As for the de facto law minister's seeking refuge under the "silent majority" as "the public", Nazri's predecessor, Rais Yatim, who wrote "Freedom under Executive Power In Malaysia: A Study of Executive Supremacy", would be able to unveil the minister's cheap and stale political trick:

The "supremacy of the executive can be achieved and maintained within the so-called democratic process through political manipulations. This is exemplified by the very mechanism of democracy, namely, majoritism, which since Merdeka in 1957 the executive branch of government in Malaysia has been able to render subservient both the judiciary as well as the parliament."

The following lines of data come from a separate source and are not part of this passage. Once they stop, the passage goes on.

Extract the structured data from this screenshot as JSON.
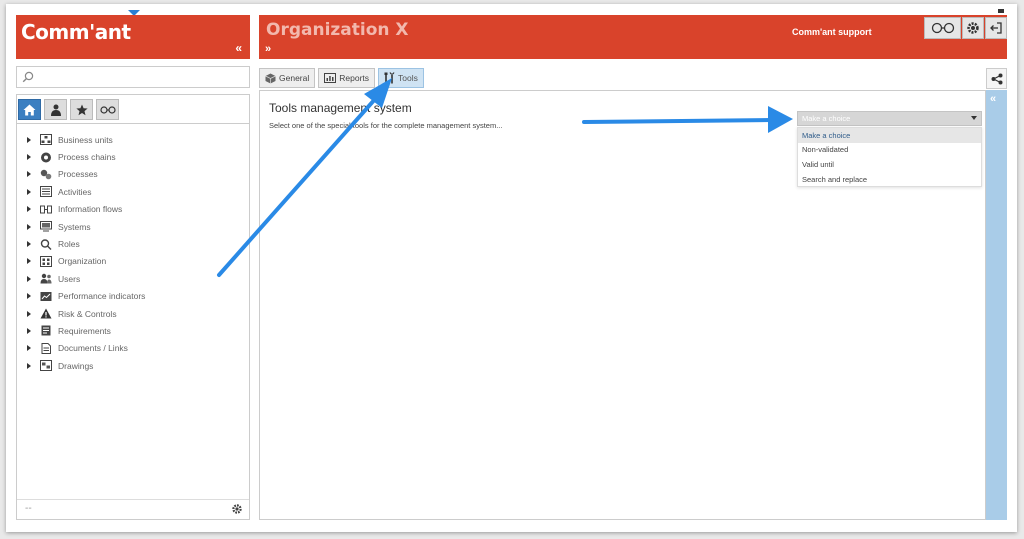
{
  "header": {
    "logo": "Comm'ant",
    "collapse_left": "«",
    "title": "Organization X",
    "expand_right": "»",
    "support_label": "Comm'ant support"
  },
  "search": {
    "placeholder": ""
  },
  "sidebar": {
    "tab_icons": [
      "home-icon",
      "user-icon",
      "star-icon",
      "glasses-icon"
    ],
    "items": [
      {
        "label": "Business units",
        "icon": "business-units-icon"
      },
      {
        "label": "Process chains",
        "icon": "process-chains-icon"
      },
      {
        "label": "Processes",
        "icon": "processes-icon"
      },
      {
        "label": "Activities",
        "icon": "activities-icon"
      },
      {
        "label": "Information flows",
        "icon": "information-flows-icon"
      },
      {
        "label": "Systems",
        "icon": "systems-icon"
      },
      {
        "label": "Roles",
        "icon": "roles-icon"
      },
      {
        "label": "Organization",
        "icon": "organization-icon"
      },
      {
        "label": "Users",
        "icon": "users-icon"
      },
      {
        "label": "Performance indicators",
        "icon": "performance-indicators-icon"
      },
      {
        "label": "Risk & Controls",
        "icon": "risk-controls-icon"
      },
      {
        "label": "Requirements",
        "icon": "requirements-icon"
      },
      {
        "label": "Documents / Links",
        "icon": "documents-links-icon"
      },
      {
        "label": "Drawings",
        "icon": "drawings-icon"
      }
    ],
    "footer_dash": "--"
  },
  "tabs": [
    {
      "label": "General",
      "icon": "cube-icon"
    },
    {
      "label": "Reports",
      "icon": "report-icon"
    },
    {
      "label": "Tools",
      "icon": "tools-icon"
    }
  ],
  "main": {
    "title": "Tools management system",
    "description": "Select one of the special tools for the complete management system..."
  },
  "select": {
    "value": "Make a choice",
    "options": [
      "Make a choice",
      "Non-validated",
      "Valid until",
      "Search and replace"
    ]
  },
  "strip": {
    "toggle": "«"
  },
  "colors": {
    "brand_red": "#d9432b",
    "tab_active": "#cfe3f3",
    "strip_blue": "#a9cce8",
    "arrow_blue": "#2a8ae6"
  }
}
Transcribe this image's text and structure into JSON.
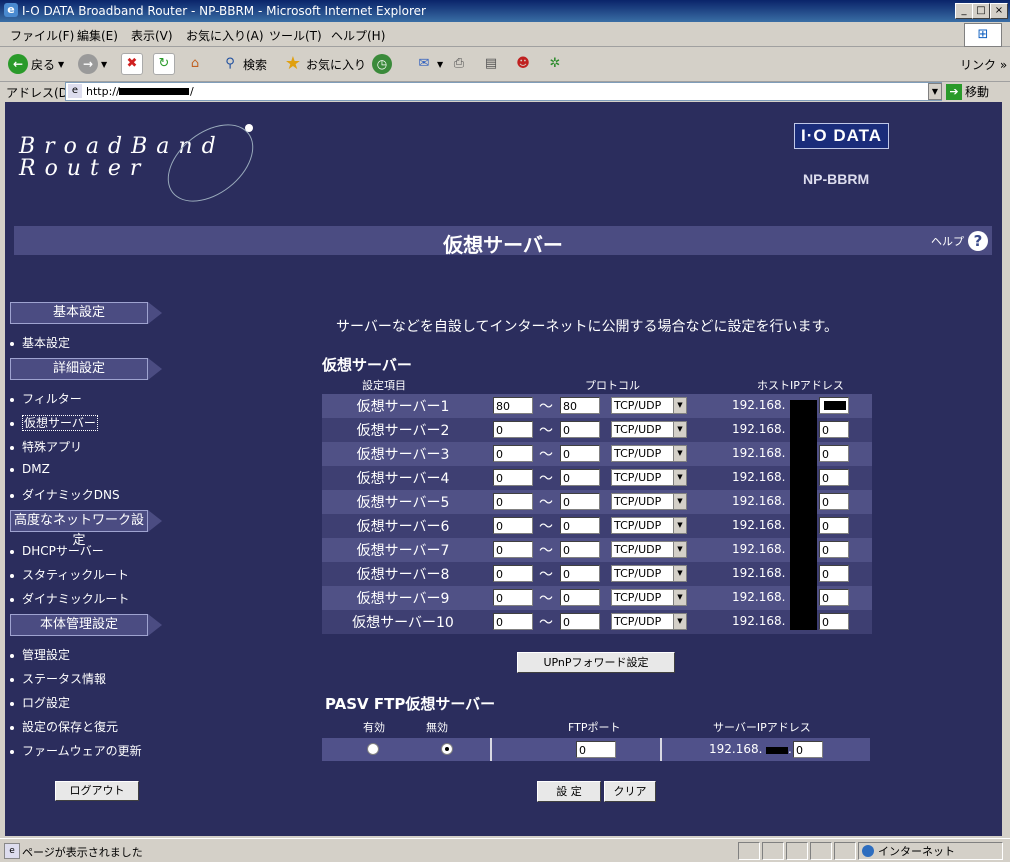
{
  "window": {
    "title": "I-O DATA Broadband Router - NP-BBRM - Microsoft Internet Explorer"
  },
  "menu": [
    "ファイル(F)",
    "編集(E)",
    "表示(V)",
    "お気に入り(A)",
    "ツール(T)",
    "ヘルプ(H)"
  ],
  "toolbar": {
    "back": "戻る",
    "search": "検索",
    "favorites": "お気に入り",
    "links": "リンク »"
  },
  "address": {
    "label": "アドレス(D)",
    "prefix": "http://",
    "suffix": "/",
    "go": "移動"
  },
  "header": {
    "logo_line1": "BroadBand",
    "logo_line2": "Router",
    "brand": "I·O DATA",
    "model": "NP-BBRM",
    "page_title": "仮想サーバー",
    "help": "ヘルプ"
  },
  "nav": {
    "sec_basic": "基本設定",
    "basic": "基本設定",
    "sec_detail": "詳細設定",
    "filter": "フィルター",
    "virtual": "仮想サーバー",
    "special": "特殊アプリ",
    "dmz": "DMZ",
    "ddns": "ダイナミックDNS",
    "sec_advanced": "高度なネットワーク設定",
    "dhcp": "DHCPサーバー",
    "static": "スタティックルート",
    "dynamic": "ダイナミックルート",
    "sec_admin": "本体管理設定",
    "admin": "管理設定",
    "status": "ステータス情報",
    "log": "ログ設定",
    "save": "設定の保存と復元",
    "firmware": "ファームウェアの更新",
    "logout": "ログアウト"
  },
  "main": {
    "description": "サーバーなどを自設してインターネットに公開する場合などに設定を行います。",
    "vs_title": "仮想サーバー",
    "col_item": "設定項目",
    "col_proto": "プロトコル",
    "col_host": "ホストIPアドレス",
    "tilde": "～",
    "ip_prefix": "192.168.",
    "rows": [
      {
        "name": "仮想サーバー1",
        "from": "80",
        "to": "80",
        "proto": "TCP/UDP",
        "last": ""
      },
      {
        "name": "仮想サーバー2",
        "from": "0",
        "to": "0",
        "proto": "TCP/UDP",
        "last": "0"
      },
      {
        "name": "仮想サーバー3",
        "from": "0",
        "to": "0",
        "proto": "TCP/UDP",
        "last": "0"
      },
      {
        "name": "仮想サーバー4",
        "from": "0",
        "to": "0",
        "proto": "TCP/UDP",
        "last": "0"
      },
      {
        "name": "仮想サーバー5",
        "from": "0",
        "to": "0",
        "proto": "TCP/UDP",
        "last": "0"
      },
      {
        "name": "仮想サーバー6",
        "from": "0",
        "to": "0",
        "proto": "TCP/UDP",
        "last": "0"
      },
      {
        "name": "仮想サーバー7",
        "from": "0",
        "to": "0",
        "proto": "TCP/UDP",
        "last": "0"
      },
      {
        "name": "仮想サーバー8",
        "from": "0",
        "to": "0",
        "proto": "TCP/UDP",
        "last": "0"
      },
      {
        "name": "仮想サーバー9",
        "from": "0",
        "to": "0",
        "proto": "TCP/UDP",
        "last": "0"
      },
      {
        "name": "仮想サーバー10",
        "from": "0",
        "to": "0",
        "proto": "TCP/UDP",
        "last": "0"
      }
    ],
    "upnp": "UPnPフォワード設定",
    "pasv_title": "PASV FTP仮想サーバー",
    "enable": "有効",
    "disable": "無効",
    "ftp_port": "FTPポート",
    "server_ip": "サーバーIPアドレス",
    "ftp_port_value": "0",
    "ftp_ip_last": "0",
    "set": "設 定",
    "clear": "クリア"
  },
  "status": {
    "text": "ページが表示されました",
    "zone": "インターネット"
  }
}
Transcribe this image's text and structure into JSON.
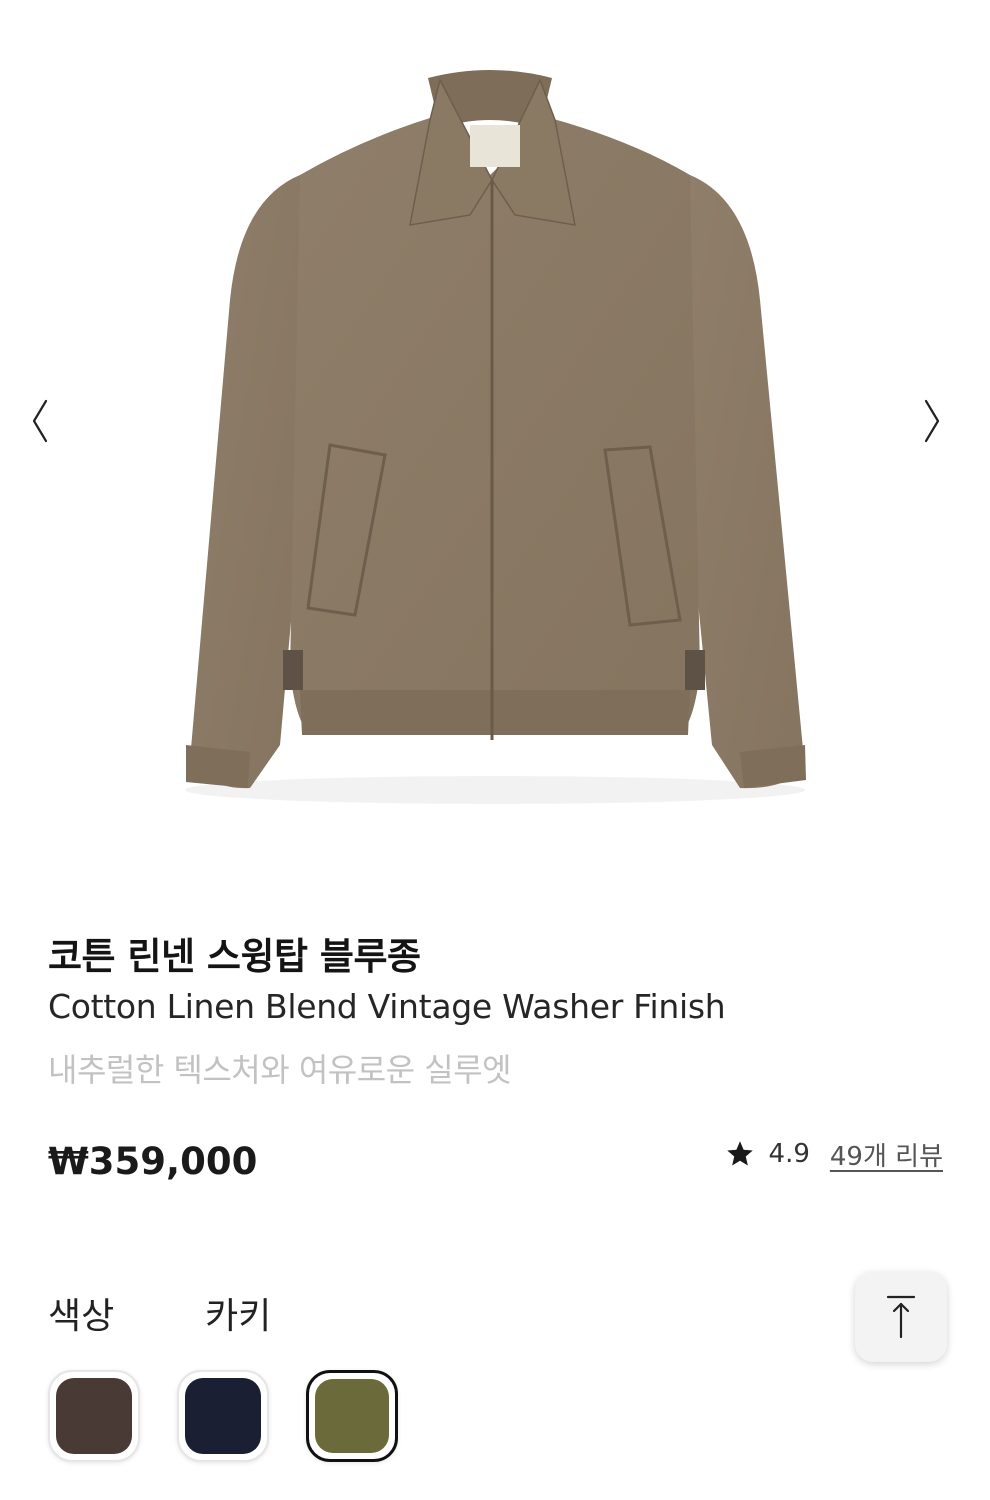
{
  "product": {
    "title_ko": "코튼 린넨 스윙탑 블루종",
    "title_en": "Cotton Linen Blend Vintage Washer Finish",
    "subtitle": "내추럴한 텍스처와 여유로운 실루엣",
    "price": "₩359,000"
  },
  "rating": {
    "icon": "star-icon",
    "value": "4.9",
    "review_link": "49개 리뷰"
  },
  "gallery": {
    "prev_icon": "chevron-left-icon",
    "next_icon": "chevron-right-icon",
    "image_subject": "jacket",
    "jacket_color": "#8c7b66"
  },
  "color_option": {
    "label": "색상",
    "selected": "카키",
    "swatches": [
      {
        "color": "#4a3a35",
        "selected": false
      },
      {
        "color": "#1a1f33",
        "selected": false
      },
      {
        "color": "#6b6a3a",
        "selected": true
      }
    ]
  },
  "scroll_top": {
    "icon": "arrow-up-icon"
  }
}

Your Royal Highness, one can understand why you are "driven nostalgically to look back to a time when our judiciary was the pride of the region and our neighbours spoke admiringly of our legal system" and we were then "second to none and the judgments of our courts were quoted confidently in other common law jurisdictions".

Today, we are driven nauseatingly to look back at our judiciary. The region and our neighbours still talk about us - we have become a laughing stock. We are second to none when it comes to kangaroo courts and court jesters like the de facto law minister. The judgments of our courts are often quoted in political satire and online comic scripts.

May Your Royal Highness continue to speak out boldly on common law jurisdictions and the judiciary on behalf of the common man (and woman) as it has become increasingly common knowledge to many of us that we are being led by a government tragically lacking in common sense.